WSF FX Diary, 17 July 2019

Wrap Up
The Canadian dollar weakened, after nearing a nine-month high earlier in the day, as oil prices dropped in response to easing tensions between the United States and Iran.  
Canadian policy-makers’ current stance come as soft inflation data and global trade disputes have led other central banks including the Federal Reserve to signal they are ready to provide stimulus to counter an economic slowdown.  
The U.S. dollar index rose against a basket of currencies as surprisingly strong growth in U.S. retail sales in June soothed worries about the American economy and trimmed expectations the Federal Reserve may embark on a deep interest rate cut.  
Canadian government bond prices were mixed across the yield curve, with the two-year bond up 0.5 Canadian cent to yield 1.564% and the 10-year bond down 1 Canadian cent to yield 1.593%.
Levels and recommendations
Resurgent trade tensions, concern over the outlook for corporate America and the growing risk of a chaotic Brexit in the United Kingdom curtailed appetite for global equities and stoked demand for “safe” government bonds.  
The euro remains under pressure and its trading flat as weak business sentiment data heightened expectations the European Central Bank would cut rates twice this year.  
The US dollar tends to benefit from trade war jitters, but it’s backed by higher interest rates.

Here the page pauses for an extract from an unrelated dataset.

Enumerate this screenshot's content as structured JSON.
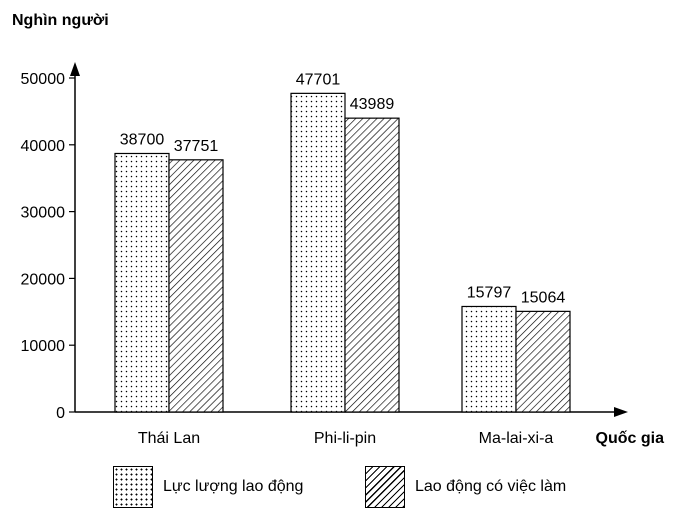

It is also getting a boost from sterling, which is at 27-month lows on fears Britain will tumble out of the European Union with no trade agreement.  
The Canadian dollar is trading stronger at 1.3062 despite mixed domestic CPI data. Canadian monthly manufacturing sale posted a solid rebound in May, which largely offset weaker US housing market data. A strong rebound in crude oil prices provided some support to loonie. The USDCAD is trading above its long-term support of 1.3050 levels and its further movement will largely depend on outcome of US crude oil inventories due today.